Kansas could soon have harsher penalties for anyone who kills a police animal after lawmakers voted Tuesday on a bill that was introduced after a wanted man ran from police and hid in a storm drain where he then strangled Sedgwick County Sheriff’s Office K-9 deputy Bane.

Bane, an 8-year-old Belgian Malinois, died at the scene of the Nov. 16 police standoff in southeast Wichita.

The state House approved HB 2583 115-6 on Tuesday. It is now up to Gov. Laura Kelly to sign or veto the bill.

The current punishment for killing or harming a police dog ranges from 30 days or up to a year in prison and a fine between $500 to $5,000.

If the measure passes, a first-time offender who disables or kills a police horse or dog, an arson dog, game warden’s dog or a search-and-rescue dog could see a prison sentence of 38-43 months; it’s between 55-61 months if the animal is killed while the suspect is trying to elude police.

Additionally, they would face a minimum of a $10,000 fine and possible restitution.

Kansas Speaker of the House Rep. Daniel Hawkins (R-Wichita) and Rep. Stephen Owens (R-Hesston) introduced the legislation. Hawkins commended Tuesday’s vote in honor of K-9 Bane.

“When I learned of the penalties for harming or killing a police dog were so minimal, I knew we needed to do better for these heroic animals,” Hawkins said in a statement to The Eagle. “Police service dogs, like K-9 Bane, are members of the police department and truly serve as a partner to their officer/handler.”

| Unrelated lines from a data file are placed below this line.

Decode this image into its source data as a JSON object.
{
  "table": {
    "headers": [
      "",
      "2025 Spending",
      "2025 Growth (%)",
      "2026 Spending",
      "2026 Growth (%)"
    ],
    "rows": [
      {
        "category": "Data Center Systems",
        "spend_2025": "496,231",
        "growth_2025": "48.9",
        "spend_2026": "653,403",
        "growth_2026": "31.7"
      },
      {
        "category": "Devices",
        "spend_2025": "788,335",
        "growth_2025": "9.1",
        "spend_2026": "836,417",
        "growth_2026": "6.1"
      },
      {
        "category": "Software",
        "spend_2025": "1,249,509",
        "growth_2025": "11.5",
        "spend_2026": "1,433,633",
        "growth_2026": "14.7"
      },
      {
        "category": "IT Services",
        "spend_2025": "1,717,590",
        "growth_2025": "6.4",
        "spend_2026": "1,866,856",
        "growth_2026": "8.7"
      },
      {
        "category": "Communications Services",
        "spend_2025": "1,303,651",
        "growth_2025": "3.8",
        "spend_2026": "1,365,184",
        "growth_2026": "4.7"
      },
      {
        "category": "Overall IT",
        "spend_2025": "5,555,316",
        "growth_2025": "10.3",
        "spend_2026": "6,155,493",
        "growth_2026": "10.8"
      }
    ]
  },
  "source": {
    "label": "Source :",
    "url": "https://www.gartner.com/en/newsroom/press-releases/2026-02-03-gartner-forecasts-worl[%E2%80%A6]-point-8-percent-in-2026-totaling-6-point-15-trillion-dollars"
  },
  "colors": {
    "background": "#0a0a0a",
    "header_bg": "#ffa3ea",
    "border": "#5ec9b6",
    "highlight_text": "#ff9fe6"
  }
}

In November, Bane died after he and a Wichita Police Department K-9 were both released on extended leashes into the storm drain for a then 24-year-old Wichita man wanted in connection with a robbery and domestic violence battery.

A camera was also used. The other K-9 wasn’t injured.

The incident lasted more than 2.5 hours before police talked the man into surrendering.

Hawkins added: “I’m proud to have been a part of making this important law a reality to protect the law enforcement animals who serve Kansans every day.”

Opponents of this type of legislation have questioned how police dogs have been used, saying the animals have been directed to go after people who have surrendered. The history of police dogs includes being used to attack people of color during the Civil Rights Movement of the 1950s and 1960s.

Keisha James, a staff attorney for the National Lawyers Guild’s National Police Accountability Project, said police dogs have jaws strong enough to puncture sheet metal. “Victims of attacks by police dogs have sustained serious and even fatal injuries,” James said in a written statement to a Senate committee last month. “It follows that an individual being attacked by a police dog would respond by trying to defend themselves.”